In keeping with my current strategy of utilizing a strong US dollar to my benefit, today Swire Pacific was added to my portfolio.  Swire Pacific is 49% owned by privately held, London based  John Swire & Son with the remaining 51% traded on the Hong Kong exchange under the ticker 0019 (a second class trades as 0087).  The ADR corresponding to 0019 trades in the US as SWRAY.  They are also one of Coca-Cola’s (KO) anchor bottlers under the 21st Century Beverage Partnership Model of KO’s that is expected to complete in 2017 with territory covering Hong Kong, the Chinese mainland, Taiwan and the western United States.

But Swire is much more than a Coca-Cola bottler.  Last year they celebrated their 200th anniversary and are a conglomerate in a style similar to Warren Buffet.  They own 45% of Cathay Pacific, have significant real estate holdings and refrigerated warehouse operations among their holdings.  The Coca-Cola Bottler’s Association did a great article on their success.

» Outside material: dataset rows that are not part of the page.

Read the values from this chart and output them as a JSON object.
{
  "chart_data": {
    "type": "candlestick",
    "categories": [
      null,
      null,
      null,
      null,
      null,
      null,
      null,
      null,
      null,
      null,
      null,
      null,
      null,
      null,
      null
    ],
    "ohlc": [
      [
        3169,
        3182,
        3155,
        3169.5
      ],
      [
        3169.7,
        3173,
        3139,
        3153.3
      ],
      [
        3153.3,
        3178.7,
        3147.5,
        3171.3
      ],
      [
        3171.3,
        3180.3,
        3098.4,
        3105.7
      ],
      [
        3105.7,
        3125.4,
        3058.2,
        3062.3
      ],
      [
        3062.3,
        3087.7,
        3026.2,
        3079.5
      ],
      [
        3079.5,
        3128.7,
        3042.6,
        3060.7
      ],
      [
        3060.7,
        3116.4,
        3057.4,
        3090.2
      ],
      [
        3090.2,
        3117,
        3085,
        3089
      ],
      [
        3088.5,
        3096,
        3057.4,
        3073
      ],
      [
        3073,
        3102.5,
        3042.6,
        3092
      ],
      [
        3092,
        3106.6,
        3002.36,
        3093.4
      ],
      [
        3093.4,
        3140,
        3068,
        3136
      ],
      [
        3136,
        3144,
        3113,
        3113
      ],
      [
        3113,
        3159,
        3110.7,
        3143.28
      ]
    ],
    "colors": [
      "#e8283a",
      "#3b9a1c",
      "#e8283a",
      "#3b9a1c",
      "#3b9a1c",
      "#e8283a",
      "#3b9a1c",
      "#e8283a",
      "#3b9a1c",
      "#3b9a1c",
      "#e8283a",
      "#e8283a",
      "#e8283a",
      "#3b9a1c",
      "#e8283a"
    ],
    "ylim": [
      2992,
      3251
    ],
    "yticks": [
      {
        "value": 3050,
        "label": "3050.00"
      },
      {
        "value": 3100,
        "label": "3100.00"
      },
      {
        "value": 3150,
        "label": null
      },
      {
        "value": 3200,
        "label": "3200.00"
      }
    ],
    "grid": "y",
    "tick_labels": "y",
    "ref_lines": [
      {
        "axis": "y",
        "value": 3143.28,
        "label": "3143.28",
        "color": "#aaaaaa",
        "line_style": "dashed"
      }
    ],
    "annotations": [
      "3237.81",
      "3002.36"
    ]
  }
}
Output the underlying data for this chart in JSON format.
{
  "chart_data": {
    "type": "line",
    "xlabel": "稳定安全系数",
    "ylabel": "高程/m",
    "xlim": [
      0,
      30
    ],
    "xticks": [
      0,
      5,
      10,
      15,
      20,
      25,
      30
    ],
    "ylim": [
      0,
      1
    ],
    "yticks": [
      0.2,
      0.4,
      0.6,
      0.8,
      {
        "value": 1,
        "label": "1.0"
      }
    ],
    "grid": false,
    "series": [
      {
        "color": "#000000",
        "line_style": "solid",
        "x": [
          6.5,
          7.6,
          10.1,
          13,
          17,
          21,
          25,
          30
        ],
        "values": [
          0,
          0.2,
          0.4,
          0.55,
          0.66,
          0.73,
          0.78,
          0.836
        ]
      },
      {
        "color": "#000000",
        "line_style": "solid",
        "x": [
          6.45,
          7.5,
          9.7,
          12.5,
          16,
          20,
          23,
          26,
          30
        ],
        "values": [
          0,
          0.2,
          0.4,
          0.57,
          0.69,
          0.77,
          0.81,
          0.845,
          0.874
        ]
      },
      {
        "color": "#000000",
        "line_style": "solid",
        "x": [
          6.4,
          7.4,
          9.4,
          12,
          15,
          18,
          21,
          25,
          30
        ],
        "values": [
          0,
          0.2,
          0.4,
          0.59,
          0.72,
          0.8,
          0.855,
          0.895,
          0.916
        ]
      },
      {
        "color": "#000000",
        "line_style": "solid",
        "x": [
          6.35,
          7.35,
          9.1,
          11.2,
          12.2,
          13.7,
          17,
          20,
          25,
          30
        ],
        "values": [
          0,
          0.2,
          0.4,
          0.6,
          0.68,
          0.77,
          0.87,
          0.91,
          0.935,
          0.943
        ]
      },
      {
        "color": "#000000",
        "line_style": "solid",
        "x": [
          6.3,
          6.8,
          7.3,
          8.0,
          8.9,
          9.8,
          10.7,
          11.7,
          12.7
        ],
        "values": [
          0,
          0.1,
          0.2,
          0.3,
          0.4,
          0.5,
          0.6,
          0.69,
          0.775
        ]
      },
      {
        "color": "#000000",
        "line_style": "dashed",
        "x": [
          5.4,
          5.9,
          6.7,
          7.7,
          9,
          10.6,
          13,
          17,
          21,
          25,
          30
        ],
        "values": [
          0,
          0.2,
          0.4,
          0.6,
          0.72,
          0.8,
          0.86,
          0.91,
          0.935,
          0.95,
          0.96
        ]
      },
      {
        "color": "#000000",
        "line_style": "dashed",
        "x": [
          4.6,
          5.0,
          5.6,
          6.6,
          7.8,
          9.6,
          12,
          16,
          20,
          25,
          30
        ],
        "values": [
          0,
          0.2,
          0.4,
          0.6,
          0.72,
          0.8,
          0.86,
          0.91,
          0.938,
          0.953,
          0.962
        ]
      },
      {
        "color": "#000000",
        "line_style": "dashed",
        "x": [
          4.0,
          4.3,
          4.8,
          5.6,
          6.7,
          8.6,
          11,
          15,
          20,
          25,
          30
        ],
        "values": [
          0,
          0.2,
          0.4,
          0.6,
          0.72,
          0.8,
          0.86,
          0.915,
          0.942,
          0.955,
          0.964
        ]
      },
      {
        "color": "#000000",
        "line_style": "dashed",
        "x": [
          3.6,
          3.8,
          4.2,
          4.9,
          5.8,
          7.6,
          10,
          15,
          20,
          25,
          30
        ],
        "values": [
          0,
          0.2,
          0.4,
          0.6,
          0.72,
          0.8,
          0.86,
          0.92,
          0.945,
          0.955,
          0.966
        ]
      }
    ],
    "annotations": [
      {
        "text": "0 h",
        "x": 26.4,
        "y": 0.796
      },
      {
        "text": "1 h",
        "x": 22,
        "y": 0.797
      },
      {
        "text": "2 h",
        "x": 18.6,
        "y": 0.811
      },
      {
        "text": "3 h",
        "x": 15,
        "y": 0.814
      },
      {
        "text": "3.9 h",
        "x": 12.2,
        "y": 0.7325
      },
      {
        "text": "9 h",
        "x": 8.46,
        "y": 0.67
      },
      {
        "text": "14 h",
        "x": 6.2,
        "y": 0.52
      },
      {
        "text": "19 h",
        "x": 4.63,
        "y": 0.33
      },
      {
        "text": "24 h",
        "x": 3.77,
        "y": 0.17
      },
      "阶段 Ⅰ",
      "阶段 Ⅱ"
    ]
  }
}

Swire Pacific pays a dividend twice per year on an interim/final schedule.    At today’s purchase price ($10.338), the dividend yield translates to roughly 4.77%.  There is a risk of currency fluctuation as dividends are declared in HK$.

As an aside, I wonder how this company fits into Pres. Trump’s world view as a Chinese (HK) company that employs several thousand US workers – many on production lines?